Article in English | Scopus | ID: covidwho-1919615

ABSTRACT

This study aims to carry out a cross sectional study of how a state’s majority political affiliation, vaccine hesitancy and exposure to misinformed news on social media affects overall vaccination rates. The target country in this study is the United States of America and the granularity of data used is on a state level.
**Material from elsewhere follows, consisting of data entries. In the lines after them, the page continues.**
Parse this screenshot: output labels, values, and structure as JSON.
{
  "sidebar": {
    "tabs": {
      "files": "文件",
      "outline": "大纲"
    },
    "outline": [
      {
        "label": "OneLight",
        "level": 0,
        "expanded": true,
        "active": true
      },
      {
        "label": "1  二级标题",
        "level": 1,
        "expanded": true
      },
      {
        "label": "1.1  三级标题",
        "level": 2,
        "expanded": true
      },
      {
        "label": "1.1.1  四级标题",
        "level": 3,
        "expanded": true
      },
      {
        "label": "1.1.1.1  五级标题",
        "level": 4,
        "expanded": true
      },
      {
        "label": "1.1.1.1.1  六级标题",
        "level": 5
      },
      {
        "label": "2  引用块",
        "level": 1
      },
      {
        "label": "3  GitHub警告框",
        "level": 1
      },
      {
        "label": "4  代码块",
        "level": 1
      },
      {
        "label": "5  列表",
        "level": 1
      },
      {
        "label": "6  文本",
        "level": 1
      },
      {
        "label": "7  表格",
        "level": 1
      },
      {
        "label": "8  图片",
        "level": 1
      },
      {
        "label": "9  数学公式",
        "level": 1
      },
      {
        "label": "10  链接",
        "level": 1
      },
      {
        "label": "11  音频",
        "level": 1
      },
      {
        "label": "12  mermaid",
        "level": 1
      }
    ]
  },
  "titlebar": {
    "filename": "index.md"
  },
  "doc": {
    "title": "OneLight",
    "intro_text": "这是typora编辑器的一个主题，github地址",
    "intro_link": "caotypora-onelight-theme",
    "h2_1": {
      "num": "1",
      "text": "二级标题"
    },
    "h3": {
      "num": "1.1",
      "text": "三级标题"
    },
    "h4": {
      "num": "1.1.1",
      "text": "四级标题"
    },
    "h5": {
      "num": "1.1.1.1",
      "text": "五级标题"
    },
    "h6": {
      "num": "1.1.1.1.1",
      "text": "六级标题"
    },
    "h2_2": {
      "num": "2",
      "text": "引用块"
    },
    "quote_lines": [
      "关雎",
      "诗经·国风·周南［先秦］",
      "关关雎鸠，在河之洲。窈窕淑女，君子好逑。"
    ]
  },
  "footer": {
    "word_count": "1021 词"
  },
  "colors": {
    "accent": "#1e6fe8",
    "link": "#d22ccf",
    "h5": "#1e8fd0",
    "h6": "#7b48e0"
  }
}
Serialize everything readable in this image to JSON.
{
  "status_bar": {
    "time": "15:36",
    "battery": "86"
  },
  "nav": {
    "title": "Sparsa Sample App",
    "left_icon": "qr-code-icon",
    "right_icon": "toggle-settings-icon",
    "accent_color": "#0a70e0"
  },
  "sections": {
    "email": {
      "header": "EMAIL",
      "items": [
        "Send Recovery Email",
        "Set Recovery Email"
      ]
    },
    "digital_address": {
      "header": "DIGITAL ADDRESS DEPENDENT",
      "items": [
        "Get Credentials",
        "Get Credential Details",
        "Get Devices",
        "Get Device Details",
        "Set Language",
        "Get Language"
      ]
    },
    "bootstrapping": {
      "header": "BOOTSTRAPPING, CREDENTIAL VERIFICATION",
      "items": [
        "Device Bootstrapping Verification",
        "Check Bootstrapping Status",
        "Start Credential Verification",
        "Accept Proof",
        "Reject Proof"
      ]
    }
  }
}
Analysis is conducted using a fusion of information from various data sources such as CDC, US Census, Twitter API. Specifically, vaccination rates are taken from CDC, hesitancy rates from US Census, the state’s political affiliation from past elections, and social media misinformation from twitter feeds. The three main study research findings are summarised as follows. First, the findings show the strong correlation between political party affiliation and vaccination rates/vaccine hesitancy rates. As a corollary, there is also a strong negative correlation between vaccination hesitancy and vaccination rates. Second state-wide vaccination mandates typically increased the vaccination rates. Interestingly, states without a state-wide mandate had similar vaccination/vaccine hesitancy rates as states who had banned the state-wide mandates. Finally, the paper shows there will always be a baseline of misinformation in social media articles. However when either (1) the average retweet or (2) the average number of followers reached per tweet crosses a certain critical mass, it will adversely affect the vaccination rate of a state. This suggests that eradicating all misinformation from social media will be counterproductive, rather it is more critical to curtail misinformation before they reach a critical mass. © 2022, The Author(s), under exclusive license to Springer Nature Switzerland AG.